In both circumstances, we can not only survive, but thrive. “Blessed are the poor in spirit, for theirs is the kingdom of heaven.” Matt 5:3. When we acknowledge that we can not do it on our own, when we dump our pride and ask God for His help, the kingdom of heaven is revealed to us, in us. We see changes in our attitudes, in our minds and we no longer look longingly to the past, but enjoy the present and look forward to the future. We can thrive if we have it all, or if we have very little. It’s all attitude.
Can one be happy and homeless? Can one be merry with malignancy?
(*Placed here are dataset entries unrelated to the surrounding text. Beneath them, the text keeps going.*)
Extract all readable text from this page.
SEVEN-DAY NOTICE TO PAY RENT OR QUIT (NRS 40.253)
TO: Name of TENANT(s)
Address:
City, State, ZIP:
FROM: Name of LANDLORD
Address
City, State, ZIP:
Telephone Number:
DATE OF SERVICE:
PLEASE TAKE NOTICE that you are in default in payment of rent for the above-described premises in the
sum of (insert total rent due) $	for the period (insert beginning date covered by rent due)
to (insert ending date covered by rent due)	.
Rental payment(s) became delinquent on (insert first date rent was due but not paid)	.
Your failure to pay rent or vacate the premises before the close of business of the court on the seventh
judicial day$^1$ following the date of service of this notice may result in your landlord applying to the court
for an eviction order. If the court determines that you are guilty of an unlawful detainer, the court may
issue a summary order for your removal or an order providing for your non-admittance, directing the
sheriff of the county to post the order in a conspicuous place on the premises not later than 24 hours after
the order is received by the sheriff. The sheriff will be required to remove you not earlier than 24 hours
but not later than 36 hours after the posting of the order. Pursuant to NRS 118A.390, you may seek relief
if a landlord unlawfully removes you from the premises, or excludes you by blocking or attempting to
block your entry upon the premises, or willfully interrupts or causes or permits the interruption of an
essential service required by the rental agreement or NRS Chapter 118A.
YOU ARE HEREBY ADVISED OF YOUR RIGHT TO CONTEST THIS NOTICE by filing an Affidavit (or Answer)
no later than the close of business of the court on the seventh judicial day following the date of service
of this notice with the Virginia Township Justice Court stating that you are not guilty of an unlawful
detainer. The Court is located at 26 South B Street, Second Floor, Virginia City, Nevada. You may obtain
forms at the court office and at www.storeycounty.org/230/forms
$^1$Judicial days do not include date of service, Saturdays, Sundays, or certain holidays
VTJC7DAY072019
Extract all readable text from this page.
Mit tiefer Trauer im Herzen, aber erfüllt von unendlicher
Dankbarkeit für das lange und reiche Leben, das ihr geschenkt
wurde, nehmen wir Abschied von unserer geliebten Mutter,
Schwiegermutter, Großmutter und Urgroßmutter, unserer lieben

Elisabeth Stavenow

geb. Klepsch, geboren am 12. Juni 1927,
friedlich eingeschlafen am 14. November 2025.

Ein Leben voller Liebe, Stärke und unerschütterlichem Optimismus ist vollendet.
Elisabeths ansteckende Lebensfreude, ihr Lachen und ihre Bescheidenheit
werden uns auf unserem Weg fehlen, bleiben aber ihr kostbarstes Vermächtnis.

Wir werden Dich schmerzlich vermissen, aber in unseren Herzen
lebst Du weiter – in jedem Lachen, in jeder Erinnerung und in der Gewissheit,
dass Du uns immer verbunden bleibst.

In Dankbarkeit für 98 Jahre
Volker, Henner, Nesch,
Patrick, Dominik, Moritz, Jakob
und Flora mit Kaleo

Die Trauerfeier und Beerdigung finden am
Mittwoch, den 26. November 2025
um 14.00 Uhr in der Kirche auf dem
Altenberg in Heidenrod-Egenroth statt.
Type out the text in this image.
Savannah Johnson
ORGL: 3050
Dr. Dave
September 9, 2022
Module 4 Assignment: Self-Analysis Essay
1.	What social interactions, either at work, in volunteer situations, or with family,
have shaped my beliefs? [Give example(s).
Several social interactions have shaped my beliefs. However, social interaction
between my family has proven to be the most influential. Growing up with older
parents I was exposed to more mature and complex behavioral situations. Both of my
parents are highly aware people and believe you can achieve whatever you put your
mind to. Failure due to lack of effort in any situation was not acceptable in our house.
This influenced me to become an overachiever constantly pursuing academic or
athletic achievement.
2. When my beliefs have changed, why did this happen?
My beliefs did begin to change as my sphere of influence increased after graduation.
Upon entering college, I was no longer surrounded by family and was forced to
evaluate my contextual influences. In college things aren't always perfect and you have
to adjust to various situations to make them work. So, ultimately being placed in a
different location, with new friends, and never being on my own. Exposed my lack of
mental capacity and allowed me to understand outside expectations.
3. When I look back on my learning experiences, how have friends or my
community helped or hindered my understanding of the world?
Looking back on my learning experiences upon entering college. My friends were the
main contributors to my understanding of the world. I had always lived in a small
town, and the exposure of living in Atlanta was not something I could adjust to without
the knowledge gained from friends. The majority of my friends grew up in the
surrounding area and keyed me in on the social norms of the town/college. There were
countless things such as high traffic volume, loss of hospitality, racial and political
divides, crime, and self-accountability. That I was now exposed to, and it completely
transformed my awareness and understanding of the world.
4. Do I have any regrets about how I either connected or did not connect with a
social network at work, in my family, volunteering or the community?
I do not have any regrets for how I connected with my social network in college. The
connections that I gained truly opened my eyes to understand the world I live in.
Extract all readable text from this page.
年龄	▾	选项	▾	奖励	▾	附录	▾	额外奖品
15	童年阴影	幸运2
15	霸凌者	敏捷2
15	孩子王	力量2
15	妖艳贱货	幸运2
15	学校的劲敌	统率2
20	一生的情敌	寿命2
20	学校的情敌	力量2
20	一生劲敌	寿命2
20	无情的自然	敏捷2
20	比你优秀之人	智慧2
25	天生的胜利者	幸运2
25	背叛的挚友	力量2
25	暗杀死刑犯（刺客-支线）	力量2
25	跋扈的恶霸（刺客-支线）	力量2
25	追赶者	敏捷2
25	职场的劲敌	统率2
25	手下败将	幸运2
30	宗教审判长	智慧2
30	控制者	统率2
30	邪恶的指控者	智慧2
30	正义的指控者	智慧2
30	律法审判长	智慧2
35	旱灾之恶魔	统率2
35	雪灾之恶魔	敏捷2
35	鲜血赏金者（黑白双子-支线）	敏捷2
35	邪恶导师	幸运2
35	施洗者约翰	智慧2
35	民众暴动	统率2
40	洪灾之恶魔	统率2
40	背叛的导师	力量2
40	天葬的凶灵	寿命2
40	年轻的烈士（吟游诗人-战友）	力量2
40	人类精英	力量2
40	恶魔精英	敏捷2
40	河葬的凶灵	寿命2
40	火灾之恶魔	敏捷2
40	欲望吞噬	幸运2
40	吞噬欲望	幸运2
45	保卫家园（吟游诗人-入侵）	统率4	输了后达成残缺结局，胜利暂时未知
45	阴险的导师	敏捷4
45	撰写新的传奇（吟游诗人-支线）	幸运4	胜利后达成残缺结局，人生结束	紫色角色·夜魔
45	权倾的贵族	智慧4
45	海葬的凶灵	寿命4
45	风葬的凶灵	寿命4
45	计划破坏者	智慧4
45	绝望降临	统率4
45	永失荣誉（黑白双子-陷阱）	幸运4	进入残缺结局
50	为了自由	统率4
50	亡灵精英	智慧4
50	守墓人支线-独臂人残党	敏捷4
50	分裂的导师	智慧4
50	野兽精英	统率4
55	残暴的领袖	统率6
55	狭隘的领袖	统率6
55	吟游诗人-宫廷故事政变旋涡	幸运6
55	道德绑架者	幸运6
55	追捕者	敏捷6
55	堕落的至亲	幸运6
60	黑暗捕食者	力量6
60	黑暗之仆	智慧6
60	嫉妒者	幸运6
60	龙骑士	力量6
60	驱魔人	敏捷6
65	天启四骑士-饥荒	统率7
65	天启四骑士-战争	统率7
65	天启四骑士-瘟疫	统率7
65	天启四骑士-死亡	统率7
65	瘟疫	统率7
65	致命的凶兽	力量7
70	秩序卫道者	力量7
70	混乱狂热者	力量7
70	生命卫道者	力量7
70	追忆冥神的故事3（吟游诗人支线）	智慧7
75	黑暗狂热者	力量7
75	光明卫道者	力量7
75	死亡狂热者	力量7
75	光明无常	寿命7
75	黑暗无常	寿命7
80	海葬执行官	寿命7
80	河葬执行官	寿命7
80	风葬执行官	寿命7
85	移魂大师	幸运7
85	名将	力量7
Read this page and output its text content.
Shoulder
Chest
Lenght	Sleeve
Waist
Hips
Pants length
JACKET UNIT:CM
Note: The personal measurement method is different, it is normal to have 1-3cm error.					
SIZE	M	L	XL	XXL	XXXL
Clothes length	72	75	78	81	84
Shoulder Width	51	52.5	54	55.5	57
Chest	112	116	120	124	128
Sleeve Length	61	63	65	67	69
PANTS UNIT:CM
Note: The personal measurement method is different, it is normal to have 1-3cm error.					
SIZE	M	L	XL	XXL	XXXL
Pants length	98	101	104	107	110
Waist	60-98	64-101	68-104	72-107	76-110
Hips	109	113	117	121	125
By ourselves, we are prone to looking at the glass as half empty, prone to looking at imperfections and flaws. Prone to depression, competitiveness and jealously. But if we have God’s spirit in our lives, we can rise above this. We don’t have to look at things the way the world sees it. “Don’t copy the behavior and customs of this world, but let God transform you into a new person by changing the way you think. Then you will learn to know God’s will for you, which is good and pleasing and perfect.” Romans 12:2
So, are you so full of love, joy, peace, patience, goodness, kindness, gentleness and faithfulness that it bubbles out of you. Or do you focus on what you don’t have with a victim mentality?
Be the best you that you can be with what you have.
“True happiness is to enjoy the present, without anxious dependence upon the future, not to amuse ourselves with either hopes or fears but to rest satisfied with what we have, which is sufficient, for he that is so wants nothing. The greatest blessings of mankind are within us and within our reach. A wise man is content with his lot, whatever it may be, without wishing for what he has not.”